Canon i-Sensys LBP7680Cx review

It’s fast and its print quality is great, but its extra features make it expensive for most owners
Written By K.G. Orphanides
Published on 20 April 2012
Canon i-Sensys LBP7680Cx
Our rating
Reviewed price £355 inc VAT

Canon’s i-Sensys LBP7680Cx is one of Canon’s top single-function laser printers, and it’s compatible with the PCL 5c, PCL 6 and PostScript 3 page description languages, as well as Canon’s own UFR II. It has a 500-sheet paper tray as well as an additional 50-sheet pull-out tray that’s used for special media such as cardstock up to 220gsm and envelopes. This is also the first single-function printer to support Canon’s Java-based Multi-Functional Embedded Application Platform (MEAP) standard, which lets you install custom Canon applications on the printer to help with workflow, document distribution and security issues. Unfortunately, MEAP’s created with large enterprises in mind and has little to offer SMB users. Sadly, the printer’s built-in menu and button system is rather poorly designed. Each of the directional buttons doubles as a menu button in its own right in addition to performing a navigational function.
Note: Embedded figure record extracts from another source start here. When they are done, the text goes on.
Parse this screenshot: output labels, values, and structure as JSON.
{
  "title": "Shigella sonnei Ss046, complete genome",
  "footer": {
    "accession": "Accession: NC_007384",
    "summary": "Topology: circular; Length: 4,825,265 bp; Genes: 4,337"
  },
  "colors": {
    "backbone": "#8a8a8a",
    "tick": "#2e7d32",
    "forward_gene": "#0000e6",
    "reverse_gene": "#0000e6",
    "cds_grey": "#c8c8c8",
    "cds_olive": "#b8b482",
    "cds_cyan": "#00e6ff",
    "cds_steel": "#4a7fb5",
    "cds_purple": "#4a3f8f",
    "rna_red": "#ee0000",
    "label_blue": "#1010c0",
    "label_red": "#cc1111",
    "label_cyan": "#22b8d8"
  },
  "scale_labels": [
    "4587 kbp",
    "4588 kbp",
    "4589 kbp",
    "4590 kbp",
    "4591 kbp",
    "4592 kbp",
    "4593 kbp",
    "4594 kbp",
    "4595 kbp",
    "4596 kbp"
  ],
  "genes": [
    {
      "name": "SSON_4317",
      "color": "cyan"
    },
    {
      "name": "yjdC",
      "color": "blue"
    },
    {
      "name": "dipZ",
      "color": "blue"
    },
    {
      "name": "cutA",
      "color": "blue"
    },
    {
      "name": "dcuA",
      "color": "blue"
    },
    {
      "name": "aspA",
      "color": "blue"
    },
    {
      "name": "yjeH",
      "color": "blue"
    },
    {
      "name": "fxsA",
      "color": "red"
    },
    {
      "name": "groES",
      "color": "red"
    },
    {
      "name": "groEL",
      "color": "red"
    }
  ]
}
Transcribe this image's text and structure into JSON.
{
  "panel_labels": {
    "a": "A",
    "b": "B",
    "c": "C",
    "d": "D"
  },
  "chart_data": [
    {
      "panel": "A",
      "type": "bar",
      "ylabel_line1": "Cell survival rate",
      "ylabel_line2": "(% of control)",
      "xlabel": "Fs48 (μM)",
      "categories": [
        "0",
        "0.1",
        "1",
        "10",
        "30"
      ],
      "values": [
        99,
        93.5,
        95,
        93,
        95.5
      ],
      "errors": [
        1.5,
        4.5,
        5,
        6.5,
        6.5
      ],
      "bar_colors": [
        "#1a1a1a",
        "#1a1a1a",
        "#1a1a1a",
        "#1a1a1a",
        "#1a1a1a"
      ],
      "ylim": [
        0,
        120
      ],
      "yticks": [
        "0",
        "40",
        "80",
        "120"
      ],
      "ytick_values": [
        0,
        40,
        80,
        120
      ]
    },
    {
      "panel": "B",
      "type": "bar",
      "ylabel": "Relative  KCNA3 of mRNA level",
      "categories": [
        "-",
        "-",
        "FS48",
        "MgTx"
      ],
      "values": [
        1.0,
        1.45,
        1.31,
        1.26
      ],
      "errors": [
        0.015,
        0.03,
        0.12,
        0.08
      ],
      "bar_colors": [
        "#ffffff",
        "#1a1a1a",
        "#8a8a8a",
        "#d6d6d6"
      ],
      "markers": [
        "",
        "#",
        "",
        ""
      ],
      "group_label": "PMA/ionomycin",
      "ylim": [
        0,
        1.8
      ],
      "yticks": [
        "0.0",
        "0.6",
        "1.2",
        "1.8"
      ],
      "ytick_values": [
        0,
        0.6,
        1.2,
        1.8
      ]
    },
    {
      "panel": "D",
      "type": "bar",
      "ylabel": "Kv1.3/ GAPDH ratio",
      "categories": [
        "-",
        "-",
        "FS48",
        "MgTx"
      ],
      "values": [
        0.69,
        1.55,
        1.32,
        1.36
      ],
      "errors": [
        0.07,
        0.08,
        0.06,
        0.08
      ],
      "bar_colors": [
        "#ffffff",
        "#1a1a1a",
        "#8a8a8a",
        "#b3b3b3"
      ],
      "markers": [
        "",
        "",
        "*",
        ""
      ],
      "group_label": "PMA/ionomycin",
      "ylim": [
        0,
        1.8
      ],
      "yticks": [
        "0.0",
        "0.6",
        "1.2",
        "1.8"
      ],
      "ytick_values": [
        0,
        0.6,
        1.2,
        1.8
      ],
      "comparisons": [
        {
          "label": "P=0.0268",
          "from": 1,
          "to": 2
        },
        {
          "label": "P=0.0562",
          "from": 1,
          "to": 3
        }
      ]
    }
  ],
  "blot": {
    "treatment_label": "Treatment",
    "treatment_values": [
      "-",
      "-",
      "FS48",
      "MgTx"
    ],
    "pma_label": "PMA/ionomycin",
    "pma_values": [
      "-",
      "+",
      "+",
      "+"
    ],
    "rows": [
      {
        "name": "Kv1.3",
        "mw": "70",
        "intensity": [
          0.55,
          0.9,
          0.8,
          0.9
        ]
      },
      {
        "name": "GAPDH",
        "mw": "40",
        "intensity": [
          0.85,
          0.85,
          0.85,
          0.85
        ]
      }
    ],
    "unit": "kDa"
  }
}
Before we could detect the printer on our network during driver installation, we had to use its menu system to switch its IP mode from manual to automatic in the TCP/IP menu; it’s also worth ensuring that DHCP is enabled. Other menu options are also ambiguously labelled and difficult to find, and then there’s the irritating beep that sounds when you reach the end of a menu. Once the printer recognised our network, everything went much more smoothly. The drivers automatically detected the printer and installed quickly without further hassle.

Canon i-Sensys LBP7680Cx
Fortunately, once the printer and your network are talking to each other the printer’s HTML interface pretty much makes the unpleasant control panel redundant. All the control functions can be set here, from security settings that prevent unauthorised users printing documents to networking and quality settings. The interface is clear and – if not entirely intuitive – is, at least, easier to use than the printer’s physical control panel. Its print quality, however, is excellent, providing flawless mono text and even tiny font sizes and beautifully glossy and accurately shaded renditions of our colour photos and business documents. You can also print on special media types, such as envelopes, laser photo paper and card stock using a pull-out tray located at the front of the unit. When we tried to print an envelope, we were somewhat annoyed when the printer insisted we should manually configure it to accept the special media size that we’d already selected using its driver. Despite this annoyance, our envelope was printed accurately and smoothly and suffered no ill effects, such as curling. We were very pleased with the printer’s speed. Mono text emerges at 18.1ppm, while colour prints were emitted at a rapid 15.7ppm. Our 10-page colour duplex document printed in one minute and 20 seconds. The OPC drum is integrated into the toner cartridges, which means the cartridges are your only consumable, producing print costs of 14.9p for a page of mixed black and colour printing and 3.1p per mono page. Three years’ medium use gives us a total cost of ownership of £1912.

Unless you specifically need PostScript 3 page description support or support for Canon’s Java-based MEAP, there’s no good reason to spend the better part of £75 extra on this printer instead of the cheaper Canon i-Sensys LBP7660Cdn.